Some human diseases are so deadly (e.g., Ebola hemorrhagic fever) that it would be unethical to use humans as the experimental organism; if an appropriate animal model does not exist, the postulates cannot be fully met. To avoid some of these difficulties, microbiologists sometimes use molecular and genetic evidence. For instance, molecular methods might be used to detect the nucleic acid of a virus in body tissues, rather than isolating the virus, or the genes thought to be associated with the virulence of a pathogen might be mutated. In this case, the mutant organism should have decreased ability to cause disease. Introduction of the normal gene back into the mutant should restore the pathogen’s virulence.
Pure Culture Methods
During Koch’s studies on bacterial diseases, it became necessary to isolate suspected bacterial pathogens in pure culture. At first Koch cultured bacteria on the sterile surfaces of cut, boiled potatoes, but the bacteria did not always grow well. Eventually he developed culture media using meat extracts and protein digests, reasoning these were similar to body fluids. Initially he tried to solidify the media by adding gelatin. Separate bacterial colonies developed after the surface of the solidified medium had been streaked with a bacterial sample. The sample could also be mixed with liquefied gelatin medium. When the medium hardened, individual bacteria produced separate colonies.
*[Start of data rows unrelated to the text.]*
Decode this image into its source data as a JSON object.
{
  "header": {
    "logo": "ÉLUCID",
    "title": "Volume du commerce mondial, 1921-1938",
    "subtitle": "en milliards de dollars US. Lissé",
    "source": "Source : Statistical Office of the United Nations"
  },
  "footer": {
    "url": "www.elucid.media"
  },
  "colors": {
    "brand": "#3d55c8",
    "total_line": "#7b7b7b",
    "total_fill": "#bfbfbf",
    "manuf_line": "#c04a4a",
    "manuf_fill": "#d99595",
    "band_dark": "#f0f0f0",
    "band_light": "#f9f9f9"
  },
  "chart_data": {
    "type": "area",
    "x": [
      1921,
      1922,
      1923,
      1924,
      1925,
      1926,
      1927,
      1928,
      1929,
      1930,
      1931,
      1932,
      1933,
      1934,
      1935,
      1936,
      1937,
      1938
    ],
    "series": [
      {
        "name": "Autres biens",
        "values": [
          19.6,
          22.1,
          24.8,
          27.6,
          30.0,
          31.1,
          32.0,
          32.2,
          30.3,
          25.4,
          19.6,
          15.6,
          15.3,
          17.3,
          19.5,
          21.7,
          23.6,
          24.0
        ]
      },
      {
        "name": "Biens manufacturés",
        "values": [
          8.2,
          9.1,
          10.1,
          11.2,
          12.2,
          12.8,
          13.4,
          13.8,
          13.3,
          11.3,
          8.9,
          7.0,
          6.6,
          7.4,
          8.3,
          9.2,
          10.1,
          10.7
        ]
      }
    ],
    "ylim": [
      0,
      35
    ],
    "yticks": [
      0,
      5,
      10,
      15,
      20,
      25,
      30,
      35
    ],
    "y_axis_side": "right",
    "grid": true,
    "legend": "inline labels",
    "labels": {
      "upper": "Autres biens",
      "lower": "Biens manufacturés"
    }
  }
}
Despite its advantages, gelatin was not an ideal solidifying agent because it can be digested by many microbes and melts at temperatures above 28°C. A better alternative was provided by Fanny Eilshemius Hesse (1850-1934), the wife of Walther Hesse (1846-1911), one of Koch’s assistants. She suggested the use of agar, which she used to make jellies, as a solidifying agent. Agar was not attacked by most bacteria. Furthermore, it did not melt until reaching a temperature of 100°C and, once melted, did not solidify until reaching a temperature of 50°C; this eliminated the need to handle boiling liquid. Some of the media developed by Koch and his associates, such as nutrient broth and nutrient agar, are still widely used. Another important tool developed in Koch’s laboratory was a container for holding solidified media the Petri dish (plate), named after Richard Petri (1852-1921), who devised it. These developments directly stimulated progress in all areas of microbiology.
Our focus thus far has been on the development of methods for culturing bacteria. But viral pathogens were also being studied during this time, and methods for culturing them were also being developed. The discovery of viruses and their role in disease was made possible when Charles Chamberland (1851-1908), one of Pasteur’s associates, constructed a porcelain bacterial filter in 1884. Dimitri Ivanowski (1864-1920) and Martinus Beijerinck (pronounced “by-a-rink”; 1851-1931) used the filter to study tobacco mosaic disease. They found that plant extracts and sap from diseased plants were infectious, even after being filtered with Chamberland’s filter. Because the infectious agent passed through a filter that was designed to trap bacterial cells, they reasoned that the agent must be something smaller than a bacterium. Beijerinck proposed that the agent was a “filterable virus:’ Eventually viruses were shown to be tiny, acellular infectious agents.